Stephen Withers
Friday, 22 May 2009 11:49
Opinion and Analysis
Page 2 of 2
"The volunteers who work on Wikimedia projects have very strongly supported making their contributions available under the Creative Commons Attribution/Share-Alike License (CC-BY-SA) in addition to the GNU Free Documentation License (GFDL)," said board chair, Michael Snow.
"Updating our license terms will support Wikimedia's charitable mission, by making our projects legally compatible with others that have chosen the CC-BY-SA license. Our free information and educational content can be shared more readily and will be easier for everyone to use," he added.
The dual licensing system will mean that in most cases people will be able to choose between the GFDL and CC-BY-SA when reusing Wikimedia content.

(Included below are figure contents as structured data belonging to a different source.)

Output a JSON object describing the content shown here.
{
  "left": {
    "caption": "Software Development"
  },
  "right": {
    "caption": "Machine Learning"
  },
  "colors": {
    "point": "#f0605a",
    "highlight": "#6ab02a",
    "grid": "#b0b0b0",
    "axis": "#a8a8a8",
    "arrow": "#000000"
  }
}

The exception will that the GFDL will be dropped from content objects where this is necessary to support remixing it with existing CC-BY-SA content, Wikimedia officials explained.

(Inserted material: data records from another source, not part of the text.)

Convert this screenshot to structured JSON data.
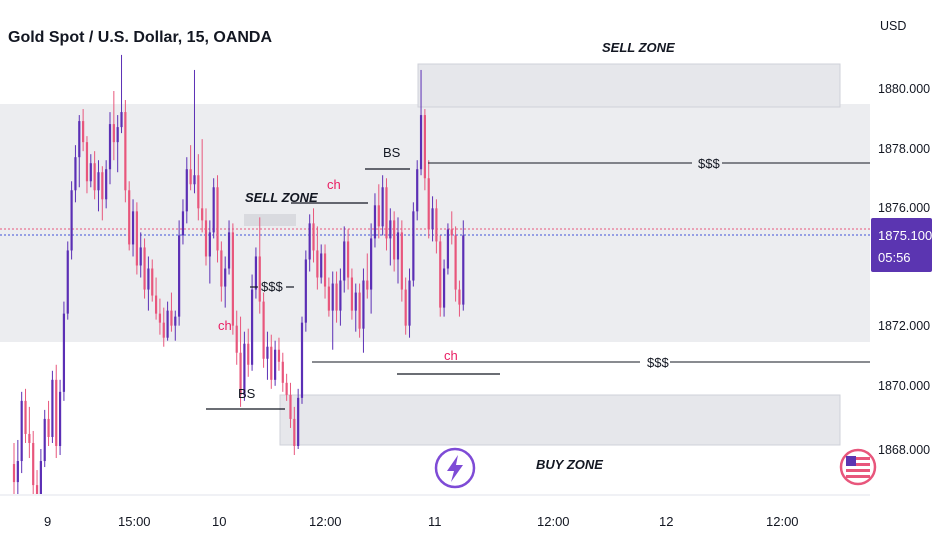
{
  "chart_data": {
    "type": "candlestick",
    "title": "Gold Spot / U.S. Dollar, 15, OANDA",
    "currency": "USD",
    "y_ticks": [
      "1880.000",
      "1878.000",
      "1876.000",
      "1872.000",
      "1870.000",
      "1868.000"
    ],
    "y_range": [
      1866.1,
      1881.8
    ],
    "x_ticks": [
      "9",
      "15:00",
      "10",
      "12:00",
      "11",
      "12:00",
      "12",
      "12:00"
    ],
    "last_price": "1875.100",
    "countdown": "05:56",
    "colors": {
      "up": "#5b2fb5",
      "down": "#e8567c",
      "zone": "#e6e7eb",
      "badge": "#5b35b1",
      "annotation": "#e91e63"
    },
    "candles": [
      [
        1867.5,
        1868.2,
        1866.3,
        1866.9
      ],
      [
        1866.9,
        1868.3,
        1866.1,
        1867.6
      ],
      [
        1867.6,
        1869.9,
        1867.2,
        1869.6
      ],
      [
        1869.6,
        1870.0,
        1868.2,
        1868.5
      ],
      [
        1868.5,
        1869.4,
        1867.7,
        1868.2
      ],
      [
        1868.2,
        1868.6,
        1866.4,
        1866.8
      ],
      [
        1866.8,
        1867.3,
        1866.1,
        1866.3
      ],
      [
        1866.3,
        1868.0,
        1866.1,
        1867.6
      ],
      [
        1867.6,
        1869.3,
        1867.4,
        1869.0
      ],
      [
        1869.0,
        1869.6,
        1868.1,
        1868.4
      ],
      [
        1868.4,
        1870.6,
        1868.2,
        1870.3
      ],
      [
        1870.3,
        1870.8,
        1867.7,
        1868.1
      ],
      [
        1868.1,
        1870.3,
        1867.8,
        1869.9
      ],
      [
        1869.9,
        1872.9,
        1869.6,
        1872.5
      ],
      [
        1872.5,
        1874.9,
        1872.3,
        1874.6
      ],
      [
        1874.6,
        1876.9,
        1874.3,
        1876.6
      ],
      [
        1876.6,
        1878.1,
        1876.2,
        1877.7
      ],
      [
        1877.7,
        1879.1,
        1876.7,
        1878.9
      ],
      [
        1878.9,
        1879.3,
        1877.9,
        1878.2
      ],
      [
        1878.2,
        1878.4,
        1876.5,
        1876.9
      ],
      [
        1876.9,
        1877.8,
        1876.7,
        1877.5
      ],
      [
        1877.5,
        1877.9,
        1876.3,
        1876.6
      ],
      [
        1876.6,
        1877.6,
        1875.9,
        1877.2
      ],
      [
        1877.2,
        1877.4,
        1875.6,
        1876.3
      ],
      [
        1876.3,
        1877.6,
        1876.0,
        1877.3
      ],
      [
        1877.3,
        1879.2,
        1876.8,
        1878.8
      ],
      [
        1878.8,
        1879.9,
        1877.6,
        1878.2
      ],
      [
        1878.2,
        1879.1,
        1877.2,
        1878.7
      ],
      [
        1878.7,
        1881.1,
        1878.5,
        1879.2
      ],
      [
        1879.2,
        1879.6,
        1876.2,
        1876.6
      ],
      [
        1876.6,
        1876.9,
        1874.6,
        1874.8
      ],
      [
        1874.8,
        1876.3,
        1874.4,
        1875.9
      ],
      [
        1875.9,
        1876.2,
        1873.8,
        1874.1
      ],
      [
        1874.1,
        1875.2,
        1873.7,
        1874.7
      ],
      [
        1874.7,
        1875.0,
        1873.0,
        1873.3
      ],
      [
        1873.3,
        1874.4,
        1872.6,
        1874.0
      ],
      [
        1874.0,
        1874.3,
        1872.9,
        1873.1
      ],
      [
        1873.1,
        1873.7,
        1872.3,
        1872.5
      ],
      [
        1872.5,
        1873.0,
        1871.8,
        1872.2
      ],
      [
        1872.2,
        1872.7,
        1871.4,
        1871.7
      ],
      [
        1871.7,
        1872.9,
        1871.6,
        1872.6
      ],
      [
        1872.6,
        1873.2,
        1871.9,
        1872.1
      ],
      [
        1872.1,
        1872.6,
        1871.6,
        1872.4
      ],
      [
        1872.4,
        1875.6,
        1872.1,
        1875.1
      ],
      [
        1875.1,
        1876.3,
        1874.8,
        1875.9
      ],
      [
        1875.9,
        1877.7,
        1875.5,
        1877.3
      ],
      [
        1877.3,
        1878.1,
        1876.6,
        1876.8
      ],
      [
        1876.8,
        1880.6,
        1876.5,
        1877.1
      ],
      [
        1877.1,
        1877.8,
        1875.6,
        1876.0
      ],
      [
        1876.0,
        1878.3,
        1875.2,
        1875.6
      ],
      [
        1875.6,
        1876.0,
        1874.1,
        1874.4
      ],
      [
        1874.4,
        1875.6,
        1873.5,
        1875.2
      ],
      [
        1875.2,
        1877.0,
        1875.0,
        1876.7
      ],
      [
        1876.7,
        1877.1,
        1874.2,
        1874.6
      ],
      [
        1874.6,
        1874.9,
        1872.9,
        1873.4
      ],
      [
        1873.4,
        1874.4,
        1872.7,
        1874.0
      ],
      [
        1874.0,
        1875.6,
        1873.8,
        1875.2
      ],
      [
        1875.2,
        1875.5,
        1871.8,
        1872.1
      ],
      [
        1872.1,
        1872.6,
        1870.8,
        1871.2
      ],
      [
        1871.2,
        1872.4,
        1869.4,
        1869.8
      ],
      [
        1869.8,
        1871.9,
        1869.6,
        1871.5
      ],
      [
        1871.5,
        1872.0,
        1870.4,
        1870.8
      ],
      [
        1870.8,
        1873.8,
        1870.6,
        1873.3
      ],
      [
        1873.3,
        1874.7,
        1873.0,
        1874.4
      ],
      [
        1874.4,
        1875.7,
        1872.5,
        1872.9
      ],
      [
        1872.9,
        1873.2,
        1870.7,
        1871.0
      ],
      [
        1871.0,
        1871.9,
        1870.3,
        1871.4
      ],
      [
        1871.4,
        1871.8,
        1870.0,
        1870.3
      ],
      [
        1870.3,
        1871.6,
        1870.1,
        1871.3
      ],
      [
        1871.3,
        1871.7,
        1870.6,
        1870.9
      ],
      [
        1870.9,
        1871.2,
        1869.9,
        1870.2
      ],
      [
        1870.2,
        1870.5,
        1869.6,
        1869.8
      ],
      [
        1869.8,
        1870.2,
        1868.7,
        1869.0
      ],
      [
        1869.0,
        1869.4,
        1867.8,
        1868.1
      ],
      [
        1868.1,
        1870.0,
        1868.0,
        1869.7
      ],
      [
        1869.7,
        1872.4,
        1869.5,
        1872.2
      ],
      [
        1872.2,
        1874.6,
        1871.9,
        1874.3
      ],
      [
        1874.3,
        1875.8,
        1873.9,
        1875.5
      ],
      [
        1875.5,
        1876.0,
        1874.2,
        1874.6
      ],
      [
        1874.6,
        1875.4,
        1873.3,
        1873.7
      ],
      [
        1873.7,
        1874.8,
        1873.5,
        1874.5
      ],
      [
        1874.5,
        1874.8,
        1873.0,
        1873.4
      ],
      [
        1873.4,
        1873.7,
        1872.4,
        1872.6
      ],
      [
        1872.6,
        1873.9,
        1871.3,
        1873.5
      ],
      [
        1873.5,
        1873.9,
        1872.2,
        1872.6
      ],
      [
        1872.6,
        1874.0,
        1872.1,
        1873.6
      ],
      [
        1873.6,
        1875.4,
        1873.2,
        1874.9
      ],
      [
        1874.9,
        1875.3,
        1873.3,
        1873.7
      ],
      [
        1873.7,
        1874.0,
        1872.3,
        1872.6
      ],
      [
        1872.6,
        1873.5,
        1871.9,
        1873.2
      ],
      [
        1873.2,
        1873.5,
        1871.7,
        1872.0
      ],
      [
        1872.0,
        1874.0,
        1871.2,
        1873.6
      ],
      [
        1873.6,
        1874.5,
        1873.0,
        1873.3
      ],
      [
        1873.3,
        1875.5,
        1872.5,
        1875.0
      ],
      [
        1875.0,
        1876.5,
        1874.7,
        1876.1
      ],
      [
        1876.1,
        1876.8,
        1875.0,
        1875.4
      ],
      [
        1875.4,
        1877.1,
        1875.1,
        1876.7
      ],
      [
        1876.7,
        1877.0,
        1874.6,
        1875.0
      ],
      [
        1875.0,
        1876.0,
        1874.1,
        1875.6
      ],
      [
        1875.6,
        1875.9,
        1873.9,
        1874.3
      ],
      [
        1874.3,
        1875.7,
        1873.5,
        1875.2
      ],
      [
        1875.2,
        1875.6,
        1872.9,
        1873.3
      ],
      [
        1873.3,
        1873.7,
        1871.8,
        1872.1
      ],
      [
        1872.1,
        1874.0,
        1871.7,
        1873.6
      ],
      [
        1873.6,
        1876.2,
        1873.4,
        1875.9
      ],
      [
        1875.9,
        1877.6,
        1875.6,
        1877.3
      ],
      [
        1877.3,
        1880.6,
        1877.1,
        1879.1
      ],
      [
        1879.1,
        1879.3,
        1876.6,
        1877.0
      ],
      [
        1877.0,
        1877.6,
        1875.0,
        1875.3
      ],
      [
        1875.3,
        1876.4,
        1874.9,
        1876.0
      ],
      [
        1876.0,
        1876.3,
        1874.5,
        1874.9
      ],
      [
        1874.9,
        1875.1,
        1872.4,
        1872.7
      ],
      [
        1872.7,
        1874.3,
        1872.4,
        1874.0
      ],
      [
        1874.0,
        1875.5,
        1873.8,
        1875.3
      ],
      [
        1875.3,
        1875.9,
        1874.8,
        1875.1
      ],
      [
        1875.1,
        1875.4,
        1872.9,
        1873.3
      ],
      [
        1873.3,
        1873.6,
        1872.4,
        1872.8
      ],
      [
        1872.8,
        1875.6,
        1872.6,
        1875.1
      ]
    ],
    "zones": [
      {
        "label": "SELL ZONE",
        "from": 1881.2,
        "to": 1879.3
      },
      {
        "label": "SELL ZONE",
        "from": 1876.1,
        "to": 1875.5
      },
      {
        "label": "BUY ZONE",
        "from": 1869.8,
        "to": 1868.1
      }
    ],
    "annotations": [
      "BS",
      "BS",
      "ch",
      "ch",
      "ch",
      "$$$",
      "$$$",
      "$$$"
    ]
  }
}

Lawrence Lessig - the founder of Creative Commons, a free culture activist, and a law professor - said "Richard Stallman's commitment to the cause of free culture has been an inspiration to us all. Assuring the interoperability of free culture is a critical step towards making this freedom work. The Wikipedia community is to be congratulated for its decision, and the Free Software Foundation thanked for its help. I am enormously happy about this decision."
One question left unaddressed is whether the 17,000 or so people that participated in the ballot can be held to speak for everyone that has ever contributed to Wikipedia or one of the other projects.
To those who have ever provided or corrected Wikipedia content: did you even know about the ballot?
At least the two licences have similar intentions. That makes the situation very different from CDDB, where many people contributed to what they thought was a community project to provide automatic track and album naming for CDs, only to have their work appropriated when it turned into the commercial Gracenote operation.